Left over from that old incident was a pledge by Renong's well-connected chairman Halim Saad to buy back Renong shares from UEM at the original purchase price, a guarantee in effect that UEM would not be too badly disadvantaged by the deal. Mr. Halim will still have to honor that promise, but UEM's agreement to buy Renong's assets has again freed him and Renong from pressing debt worries. The complex deal confirmed that, if anything, minority shareholders enjoy even less protection than they did before the Asian crisis. In other words, Malaysia hasn't taken to heart lessons on corporate governance that it should have learned from the crisis.

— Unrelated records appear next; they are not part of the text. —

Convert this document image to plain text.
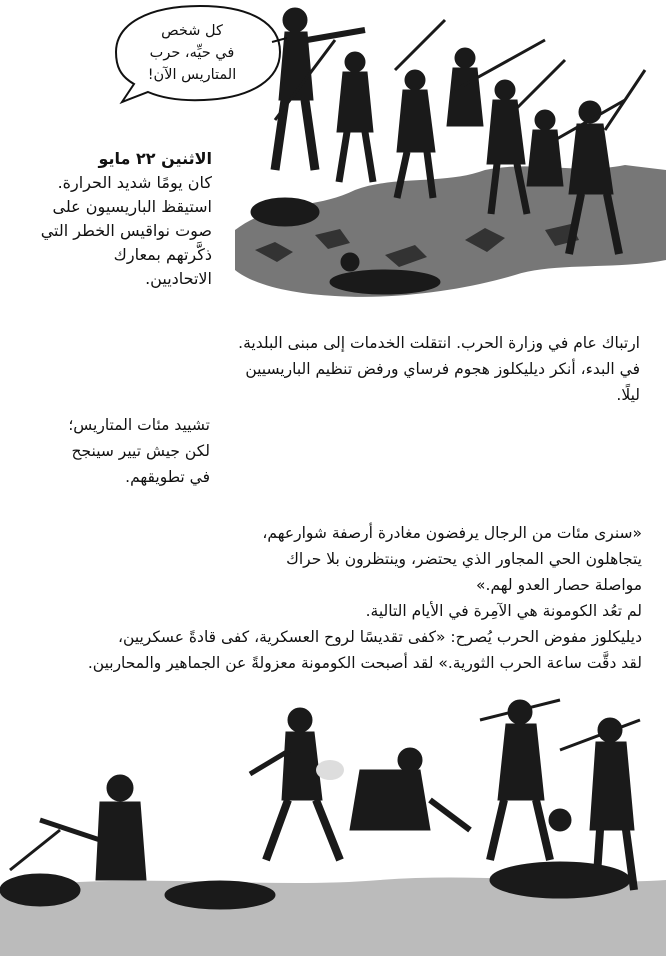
كل شخص
في حيِّه، حرب
المتاريس الآن!
الاثنين ٢٢ مايو
كان يومًا شديد الحرارة.
استيقظ الباريسيون على
صوت نواقيس الخطر التي
ذكَّرتهم بمعارك
الاتحاديين.
ارتباك عام في وزارة الحرب. انتقلت الخدمات إلى مبنى البلدية.
في البدء، أنكر ديليكلوز هجوم فرساي ورفض تنظيم الباريسيين
ليلًا.
تشييد مئات المتاريس؛
لكن جيش تيير سينجح
في تطويقهم.
«سنرى مئات من الرجال يرفضون مغادرة أرصفة شوارعهم،
يتجاهلون الحي المجاور الذي يحتضر، وينتظرون بلا حراك
مواصلة حصار العدو لهم.»
لم تعُد الكومونة هي الآمِرة في الأيام التالية.
ديليكلوز مفوض الحرب يُصرح: «كفى تقديسًا لروح العسكرية، كفى قادةً عسكريين،
لقد دقَّت ساعة الحرب الثورية.» لقد أصبحت الكومونة معزولةً عن الجماهير والمحاربين.
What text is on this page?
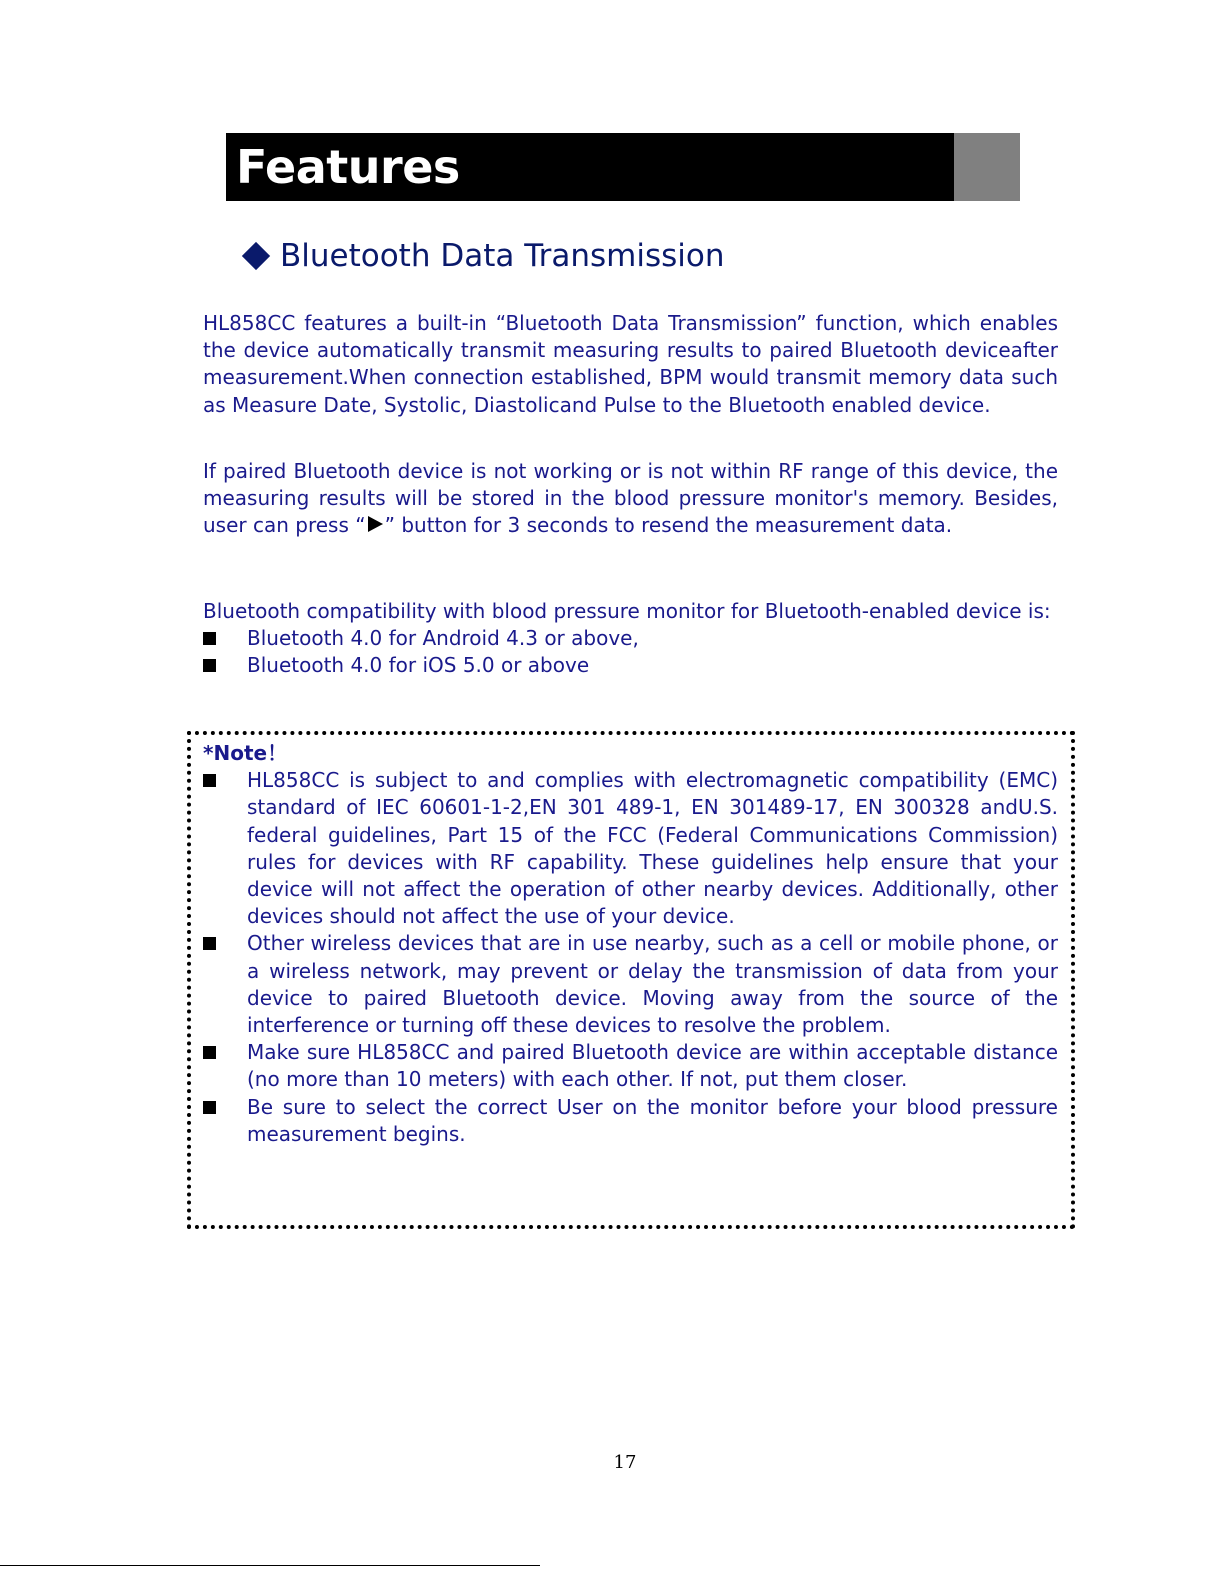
Features
Bluetooth Data Transmission

HL858CC features a built-in “Bluetooth Data Transmission” function, which enables the device automatically transmit measuring results to paired Bluetooth deviceafter measurement.When connection established, BPM would transmit memory data such as Measure Date, Systolic, Diastolicand Pulse to the Bluetooth enabled device.

If paired Bluetooth device is not working or is not within RF range of this device, the measuring results will be stored in the blood pressure monitor's memory. Besides, user can press “ ” button for 3 seconds to resend the measurement data.

Bluetooth compatibility with blood pressure monitor for Bluetooth-enabled device is:

Bluetooth 4.0 for Android 4.3 or above,
Bluetooth 4.0 for iOS 5.0 or above

*Note！

HL858CC is subject to and complies with electromagnetic compatibility (EMC) standard of IEC 60601-1-2,EN 301 489-1, EN 301489-17, EN 300328 andU.S. federal guidelines, Part 15 of the FCC (Federal Communications Commission) rules for devices with RF capability. These guidelines help ensure that your device will not affect the operation of other nearby devices. Additionally, other devices should not affect the use of your device.
Other wireless devices that are in use nearby, such as a cell or mobile phone, or a wireless network, may prevent or delay the transmission of data from your device to paired Bluetooth device. Moving away from the source of the interference or turning off these devices to resolve the problem.
Make sure HL858CC and paired Bluetooth device are within acceptable distance (no more than 10 meters) with each other. If not, put them closer.
Be sure to select the correct User on the monitor before your blood pressure measurement begins.
17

In addition, Dr. Mahathir has gone to the rescue of major companies whose failings could hurt national prestige. The government is preparing to buy back the 29% stake in Malaysian Airline Systems held by Tajudin Ramli. According to the Far Eastern Economic Review, the taxpayer will pay more than twice the market price so that Mr. Tajudin won't suffer significant losses from his investment seven years ago, even though under his leadership the airline has experienced major turbulence. We see the government preparing to bail out Tajudin Ramli, another UMNO favorite son, after his foray into aviation with Malaysian Airline Systems. And the ailing national car company Proton recently got a boost from the deep-pocketed state oil company Petronas in the form of new equity.

Sure, the picture isn't all gloomy. Kuala Lumpur did a pretty good job of cleaning up its financial sector, cleansing the banks of their bad loans. But it has done little to discipline the corporate sector with bankruptcies. It can't or won't get tough with the bumiputra tycoons, partly because of the divisions within the Malay elite since the arrest of former deputy Prime Minister Anwar Ibrahim. And the present economic recovery is based in large part on lower interest rates and fiscal stimulus spending, both of which have encouraged overinvestment that could prove disastrous in the event of a downturn.

There are also political jitters which could sour investors on Malaysia. Dr. Mahathir's succession is a big unknown. The rising power of Islam is another. The lack of a free media means even Malaysians have a hard time gauging how serious these problems might be, and how deeply the cronyism rot has spread through the economy.

Experience elsewhere has shown that capital controls are effective for only a short period before people find ways to circumvent them. That seems to be happening now in Malaysia. It may not herald the beginning of a massive capital flight that upsets the recovery, but it does mean that Dr. Mahathir will be under pressure to undertake reforms that should have begun two years ago. As everyone pores over the Rorschach test of Malaysia's balance of payments, some patterns are beginning to emerge.